令和6年5月30日、岡山仏教テレホン相談室と岡山市佛教会の共催による内部研修会が「アーバンホール西川原」を会場に実施されました。
これは例年、岡山仏教テレホン相談室主導で行われている研修会です。
今年はテレホン相談室会長の曹洞宗景福寺御住職 佐藤晃雄師の発案により他宗の葬儀を学ぶことをテーマに、葬儀会場を借りて実際に模擬葬儀を行うという形で研修が行われました。
各宗派の僧侶約30名の参加で、日蓮宗からは6名の出席がありました。
最初に曹洞宗の葬儀の実演。
導師はテレホン相談室会長の佐藤師が務められます。
威儀を正した導師に2名の方(日蓮宗でいう役僧)が加わり厳かな葬儀が行われます。研修のために事前に葬儀内容を説明した資料が配られ、要所要所では解説をしていただけるのですが、何しろ初めて見る曹洞宗の葬儀です。よく分からないところも多いのですが、たいへん興味深く拝見いたしました。
配布資料には以下のとおり、全般的な解説がありました。
14世紀、室町時代に禅宗で葬儀がはじまりました。亡僧葬儀法(いわゆる僧侶の葬儀法)です。現在においては、本来出家授戒によって与えられるべき戒名を、葬儀に際して付与する『没後作僧』が主流になっています。このような考え方が登場するのは「没後授戒之作法(1567)」の近世初頭です。この頃から僧侶の葬法が在家の葬儀に転用され、故人を佛弟子となす没後作僧のための授戒を中心とする葬儀法が確立され、17世紀、江戸時代になると一般にも定着し、現在にいたっています。特徴は式の中でいくつもの細かい法要を続けて行っていることです。また、近年では和文でお唱えしている寺院もあります。
引き続き、真言宗の葬儀の実演がありました。
導師は、真言宗寶泉寺御住職 川染博文師です。息子さんが脇僧を務め二人で執り行う葬儀の形です。

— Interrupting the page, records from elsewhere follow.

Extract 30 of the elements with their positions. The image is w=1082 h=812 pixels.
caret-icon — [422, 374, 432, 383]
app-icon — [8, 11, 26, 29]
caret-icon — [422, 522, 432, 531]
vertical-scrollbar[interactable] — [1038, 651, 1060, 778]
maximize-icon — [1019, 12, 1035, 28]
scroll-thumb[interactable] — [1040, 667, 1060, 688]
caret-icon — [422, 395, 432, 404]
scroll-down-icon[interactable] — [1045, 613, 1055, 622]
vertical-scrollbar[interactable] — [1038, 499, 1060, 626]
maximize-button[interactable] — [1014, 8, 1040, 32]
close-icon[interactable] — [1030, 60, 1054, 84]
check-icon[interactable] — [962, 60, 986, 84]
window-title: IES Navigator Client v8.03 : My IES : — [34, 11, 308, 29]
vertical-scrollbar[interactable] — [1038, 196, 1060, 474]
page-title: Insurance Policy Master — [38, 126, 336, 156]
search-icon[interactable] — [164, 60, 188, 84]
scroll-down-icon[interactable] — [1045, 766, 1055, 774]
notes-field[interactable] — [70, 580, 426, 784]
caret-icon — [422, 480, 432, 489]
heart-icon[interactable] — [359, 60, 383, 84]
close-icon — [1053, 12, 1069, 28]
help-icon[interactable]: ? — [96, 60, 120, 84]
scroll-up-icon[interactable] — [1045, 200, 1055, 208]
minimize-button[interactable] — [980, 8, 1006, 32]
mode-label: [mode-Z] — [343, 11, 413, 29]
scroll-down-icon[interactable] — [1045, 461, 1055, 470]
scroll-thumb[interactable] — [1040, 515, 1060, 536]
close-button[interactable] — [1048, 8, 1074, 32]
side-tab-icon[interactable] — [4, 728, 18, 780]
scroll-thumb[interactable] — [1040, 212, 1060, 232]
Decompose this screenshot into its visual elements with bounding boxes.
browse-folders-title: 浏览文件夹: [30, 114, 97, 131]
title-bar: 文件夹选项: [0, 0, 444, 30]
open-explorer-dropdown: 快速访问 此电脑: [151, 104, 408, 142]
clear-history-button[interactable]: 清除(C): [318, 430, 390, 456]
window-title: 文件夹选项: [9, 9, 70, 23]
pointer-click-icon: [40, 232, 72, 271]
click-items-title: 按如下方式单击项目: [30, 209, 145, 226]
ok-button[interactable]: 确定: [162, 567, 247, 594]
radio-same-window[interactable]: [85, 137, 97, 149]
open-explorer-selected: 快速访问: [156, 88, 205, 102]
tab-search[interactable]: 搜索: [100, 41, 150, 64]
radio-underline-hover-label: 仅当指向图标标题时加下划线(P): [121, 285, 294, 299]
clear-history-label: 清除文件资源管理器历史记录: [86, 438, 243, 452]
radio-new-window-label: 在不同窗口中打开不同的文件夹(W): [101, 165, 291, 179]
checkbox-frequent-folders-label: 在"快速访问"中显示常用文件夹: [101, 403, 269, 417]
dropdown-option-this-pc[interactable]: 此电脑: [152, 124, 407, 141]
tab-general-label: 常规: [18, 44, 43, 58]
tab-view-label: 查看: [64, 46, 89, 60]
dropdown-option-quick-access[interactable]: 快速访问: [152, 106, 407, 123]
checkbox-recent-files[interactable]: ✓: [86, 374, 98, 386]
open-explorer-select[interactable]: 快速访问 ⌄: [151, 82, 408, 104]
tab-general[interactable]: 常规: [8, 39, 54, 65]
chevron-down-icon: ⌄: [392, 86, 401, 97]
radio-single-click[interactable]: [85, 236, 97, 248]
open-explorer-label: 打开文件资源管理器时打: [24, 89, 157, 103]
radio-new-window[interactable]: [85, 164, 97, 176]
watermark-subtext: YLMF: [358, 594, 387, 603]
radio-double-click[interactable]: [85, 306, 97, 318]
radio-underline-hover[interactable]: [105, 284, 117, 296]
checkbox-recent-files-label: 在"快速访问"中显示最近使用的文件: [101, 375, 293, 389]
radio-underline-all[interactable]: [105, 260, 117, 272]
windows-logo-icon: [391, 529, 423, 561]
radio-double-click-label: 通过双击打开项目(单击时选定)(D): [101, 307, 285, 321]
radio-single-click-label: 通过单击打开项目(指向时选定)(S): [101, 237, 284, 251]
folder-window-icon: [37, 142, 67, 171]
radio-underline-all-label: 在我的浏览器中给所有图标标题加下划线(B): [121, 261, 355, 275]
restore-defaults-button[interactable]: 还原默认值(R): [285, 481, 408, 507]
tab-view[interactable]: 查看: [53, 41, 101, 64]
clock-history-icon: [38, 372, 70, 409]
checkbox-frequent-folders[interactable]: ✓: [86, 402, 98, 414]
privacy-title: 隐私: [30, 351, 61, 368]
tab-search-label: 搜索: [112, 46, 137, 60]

安楽院御住職 阿河康真師が詳細な資料を作成の上、式中の解説をしてくださいました。
真言宗は印を結んだり、梵語で真言を唱えたりされるので、日蓮宗とは全く異なる感じです。
配布資料には、基本理念として以下のとおり記されていました。
二巻帖が元となって現在の引導作法が作られていった。基本的にお亡くなりになられた方に授戒作法を行い、仏道に入っていただき蜜厳国土へ往生していただく事とする。初期の頃は引導六通印信を授けたり、大変複雑で時間も要していましたが、近年は時間に制約があるため供養法と灌頂を行い血脈をお授けして仏弟子として送ります。
いずれの模擬葬儀も研修として約30分で行うため、途中は端折って実施されました。
本来であればいずれの宗派の葬儀も、1時間~1時間半はかかる儀式のようですが、現在では現実的な葬儀時間の問題から、40~50分間の葬儀となっているようです。このあたりの事情は、宗派にかかわらず変わりはありません。
大変興味深い研修会でしたが、引き続き来年もこの内部研修会は実施されるようで、3年間で6宗派の葬送儀式の研修を行う予定と伺っています。
なお仏教テレホン相談室・岡山市佛教会の内部研修会との位置づけですから、残念ながら会員以外の参加はできません。